At first I was thinking about how it’s messed up that adults would willfully set us on a trajectory to feel bad. Works of fiction might not be real but the emotions they set off surely are, and anyone wrapped up in a story, only to see the main character die, has felt grief and loss even though the character was imaginary.
But then a phrase popped into my head – ‘Emotional Vaccine’. The idea behind real vaccines is that by introducing trace amounts of a disease causing agent into the body, the immune system will be able to fight them off and keep a record of the event so that it will have the antibodies necessary to deal with the rel thing, destroying the disease before it can do any damage.
Bridges to Terabithia is an emotional vaccine, preparing kids for the real experience of bereavement so that they are better equipped to handle grief when it comes along. Our natural inclination is to try to protect children from painful experiences unless we are sadistic, but ignoring the realities of the human condition, keeping them blissfully unaware, isn’t doing them any favors. Suffering is an unavoidable part of life and all of us are forced into experiences that elicit grief. Most of us are woefully unprepared though and grief hits us like a ton of bricks, knocking us down so hard that some of us never get back up.
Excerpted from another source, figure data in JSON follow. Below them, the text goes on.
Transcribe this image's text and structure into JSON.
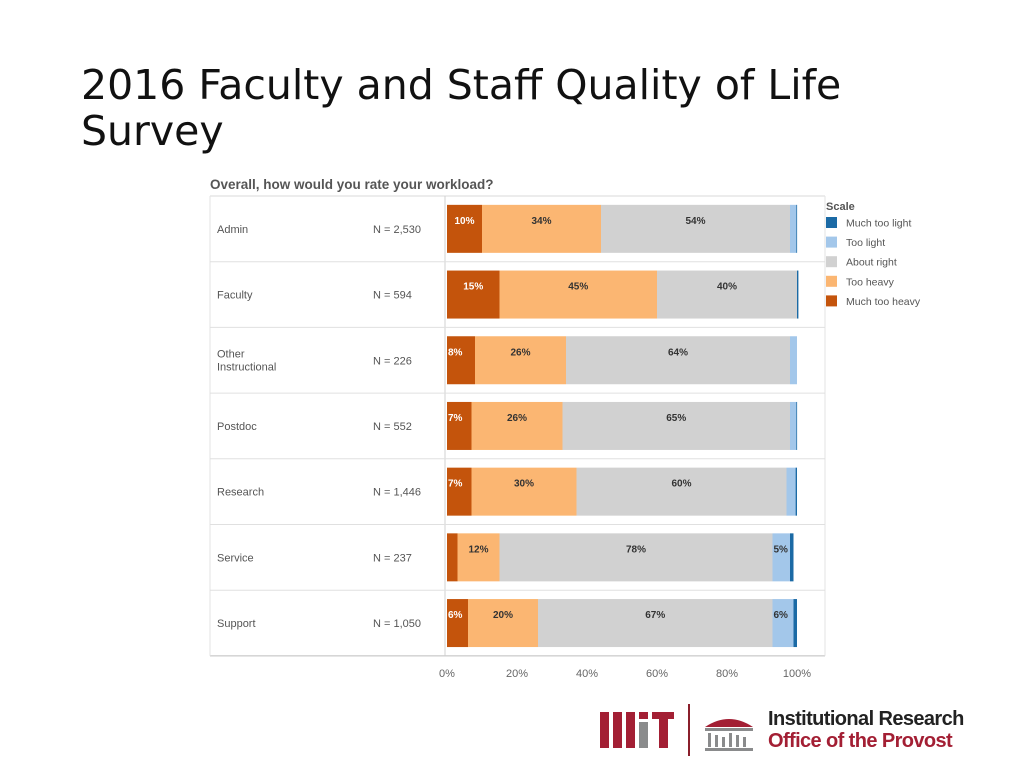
{
  "slide": {
    "title": "2016 Faculty and Staff Quality of Life Survey"
  },
  "chart_data": {
    "type": "bar",
    "orientation": "horizontal",
    "stacked": true,
    "normalized_percent": true,
    "title": "Overall, how would you rate your workload?",
    "categories": [
      "Admin",
      "Faculty",
      "Other Instructional",
      "Postdoc",
      "Research",
      "Service",
      "Support"
    ],
    "n_labels": [
      "N = 2,530",
      "N = 594",
      "N = 226",
      "N = 552",
      "N = 1,446",
      "N = 237",
      "N = 1,050"
    ],
    "series": [
      {
        "name": "Much too heavy",
        "color": "#c4540c",
        "values": [
          10,
          15,
          8,
          7,
          7,
          3,
          6
        ],
        "labels": [
          "10%",
          "15%",
          "8%",
          "7%",
          "7%",
          "",
          "6%"
        ]
      },
      {
        "name": "Too heavy",
        "color": "#fbb672",
        "values": [
          34,
          45,
          26,
          26,
          30,
          12,
          20
        ],
        "labels": [
          "34%",
          "45%",
          "26%",
          "26%",
          "30%",
          "12%",
          "20%"
        ]
      },
      {
        "name": "About right",
        "color": "#d1d1d1",
        "values": [
          54,
          40,
          64,
          65,
          60,
          78,
          67
        ],
        "labels": [
          "54%",
          "40%",
          "64%",
          "65%",
          "60%",
          "78%",
          "67%"
        ]
      },
      {
        "name": "Too light",
        "color": "#a3c7ea",
        "values": [
          1.8,
          0,
          2,
          1.8,
          2.6,
          5,
          6
        ],
        "labels": [
          "",
          "",
          "",
          "",
          "",
          "5%",
          "6%"
        ]
      },
      {
        "name": "Much too light",
        "color": "#1b6aa5",
        "values": [
          0.2,
          0.4,
          0,
          0.2,
          0.4,
          1,
          1
        ],
        "labels": [
          "",
          "",
          "",
          "",
          "",
          "",
          ""
        ]
      }
    ],
    "xlim": [
      0,
      100
    ],
    "xticks": [
      "0%",
      "20%",
      "40%",
      "60%",
      "80%",
      "100%"
    ],
    "legend": {
      "title": "Scale",
      "position": "right",
      "entries": [
        "Much too light",
        "Too light",
        "About right",
        "Too heavy",
        "Much too heavy"
      ]
    },
    "grid": false
  },
  "footer": {
    "logo_line1": "Institutional Research",
    "logo_line2": "Office of the Provost",
    "logo_text": "MIT",
    "colors": {
      "mit_red": "#a31f34",
      "mit_gray": "#8a8b8c"
    }
  }
}
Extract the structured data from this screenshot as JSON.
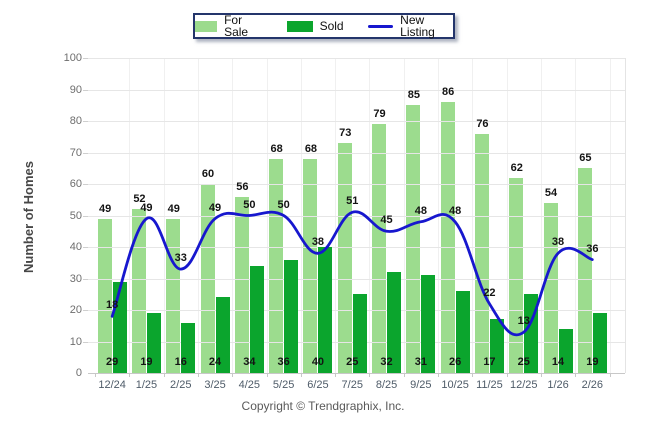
{
  "legend": {
    "items": [
      {
        "label": "For Sale",
        "type": "bar-swatch",
        "color": "#9CDB8D"
      },
      {
        "label": "Sold",
        "type": "bar-swatch",
        "color": "#0BA52D"
      },
      {
        "label": "New Listing",
        "type": "line-swatch",
        "color": "#1717CE"
      }
    ]
  },
  "footer": {
    "copyright": "Copyright © Trendgraphix, Inc."
  },
  "chart_data": {
    "type": "bar",
    "combo": "grouped bars + smoothed line",
    "title": "",
    "xlabel": "",
    "ylabel": "Number of Homes",
    "ylim": [
      0,
      100
    ],
    "ytick_step": 10,
    "grid": true,
    "legend_position": "top-center",
    "categories": [
      "12/24",
      "1/25",
      "2/25",
      "3/25",
      "4/25",
      "5/25",
      "6/25",
      "7/25",
      "8/25",
      "9/25",
      "10/25",
      "11/25",
      "12/25",
      "1/26",
      "2/26"
    ],
    "series": [
      {
        "name": "For Sale",
        "type": "bar",
        "color": "#9CDB8D",
        "fill": "rgba(96,198,72,0.62)",
        "values": [
          49,
          52,
          49,
          60,
          56,
          68,
          68,
          73,
          79,
          85,
          86,
          76,
          62,
          54,
          65
        ]
      },
      {
        "name": "Sold",
        "type": "bar",
        "color": "#0BA52D",
        "values": [
          29,
          19,
          16,
          24,
          34,
          36,
          40,
          25,
          32,
          31,
          26,
          17,
          25,
          14,
          19
        ]
      },
      {
        "name": "New Listing",
        "type": "line",
        "color": "#1717CE",
        "values": [
          18,
          49,
          33,
          49,
          50,
          50,
          38,
          51,
          45,
          48,
          48,
          22,
          13,
          38,
          36
        ]
      }
    ]
  }
}
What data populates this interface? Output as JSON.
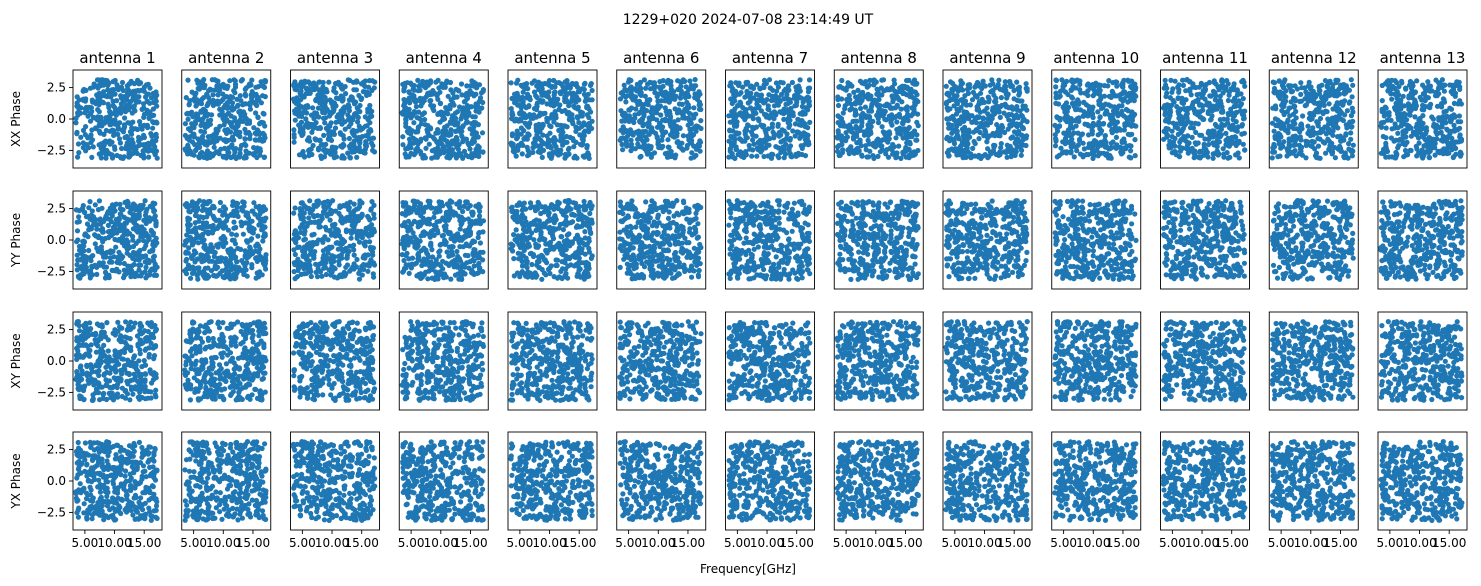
{
  "figure": {
    "suptitle": "1229+020 2024-07-08 23:14:49 UT",
    "xlabel": "Frequency[GHz]",
    "marker_color": "#1f77b4"
  },
  "chart_data": {
    "type": "scatter",
    "title": "1229+020 2024-07-08 23:14:49 UT",
    "xlabel": "Frequency[GHz]",
    "grid": false,
    "layout": "4 rows x 13 columns of small-multiple scatter panels, shared axes",
    "columns": [
      "antenna 1",
      "antenna 2",
      "antenna 3",
      "antenna 4",
      "antenna 5",
      "antenna 6",
      "antenna 7",
      "antenna 8",
      "antenna 9",
      "antenna 10",
      "antenna 11",
      "antenna 12",
      "antenna 13"
    ],
    "rows": [
      {
        "name": "XX",
        "ylabel": "XX Phase"
      },
      {
        "name": "YY",
        "ylabel": "YY Phase"
      },
      {
        "name": "XY",
        "ylabel": "XY Phase"
      },
      {
        "name": "YX",
        "ylabel": "YX Phase"
      }
    ],
    "xlim": [
      3.0,
      18.0
    ],
    "ylim": [
      -3.9,
      3.9
    ],
    "xticks": [
      5.0,
      10.0,
      15.0
    ],
    "xtick_labels": [
      "5.00",
      "10.00",
      "15.00"
    ],
    "yticks": [
      -2.5,
      0.0,
      2.5
    ],
    "ytick_labels": [
      "−2.5",
      "0.0",
      "2.5"
    ],
    "x_range_of_points": [
      3.5,
      17.2
    ],
    "y_range_of_points": [
      -3.14,
      3.14
    ],
    "points_per_panel": 400,
    "distribution": "phases uniformly scattered over [-pi, pi] across the frequency band (noise-like)"
  }
}
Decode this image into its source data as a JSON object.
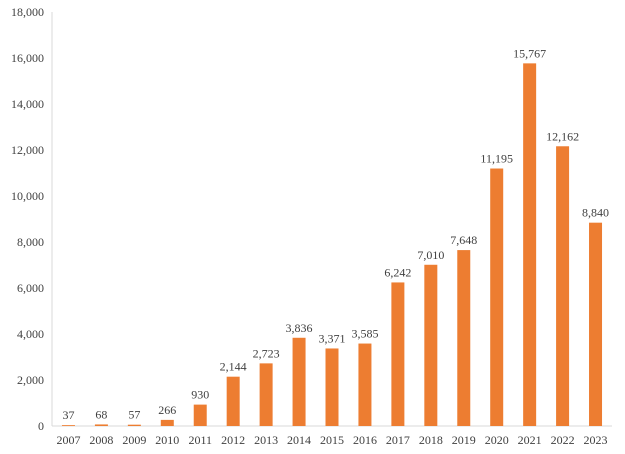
{
  "chart_data": {
    "type": "bar",
    "title": "",
    "xlabel": "",
    "ylabel": "",
    "categories": [
      "2007",
      "2008",
      "2009",
      "2010",
      "2011",
      "2012",
      "2013",
      "2014",
      "2015",
      "2016",
      "2017",
      "2018",
      "2019",
      "2020",
      "2021",
      "2022",
      "2023"
    ],
    "values": [
      37,
      68,
      57,
      266,
      930,
      2144,
      2723,
      3836,
      3371,
      3585,
      6242,
      7010,
      7648,
      11195,
      15767,
      12162,
      8840
    ],
    "data_labels": [
      "37",
      "68",
      "57",
      "266",
      "930",
      "2,144",
      "2,723",
      "3,836",
      "3,371",
      "3,585",
      "6,242",
      "7,010",
      "7,648",
      "11,195",
      "15,767",
      "12,162",
      "8,840"
    ],
    "ylim": [
      0,
      18000
    ],
    "yticks": [
      0,
      2000,
      4000,
      6000,
      8000,
      10000,
      12000,
      14000,
      16000,
      18000
    ],
    "ytick_labels": [
      "0",
      "2,000",
      "4,000",
      "6,000",
      "8,000",
      "10,000",
      "12,000",
      "14,000",
      "16,000",
      "18,000"
    ],
    "grid": false,
    "legend": "none",
    "bar_color": "#ED7D31",
    "axis_color": "#D9D9D9",
    "text_color": "#404040"
  }
}
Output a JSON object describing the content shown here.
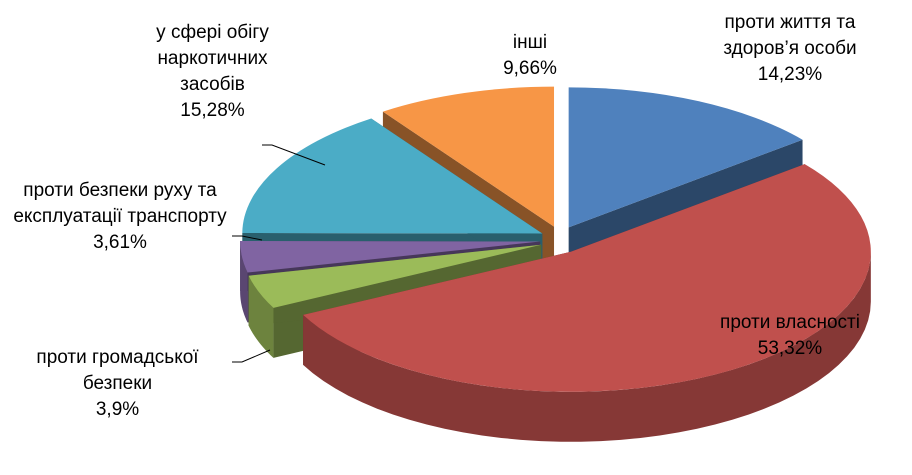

I like the idea of the emotional vaccine because it’s a paradigm that will make you feel better about exposing your kids to the unpleasant aspects of life, specifically death, since there is a clear nourishing purpose behind doing so. Most of us patently avoid conversations about death even when these conversations are called for based on the concrete situation. You can use an age appropriate book or a movie like My Girl to set the stage for an honest conversation, where your kids can experience and move through their grief, boosting their emotional immune systems to prepare them for when the real deal invariably comes along.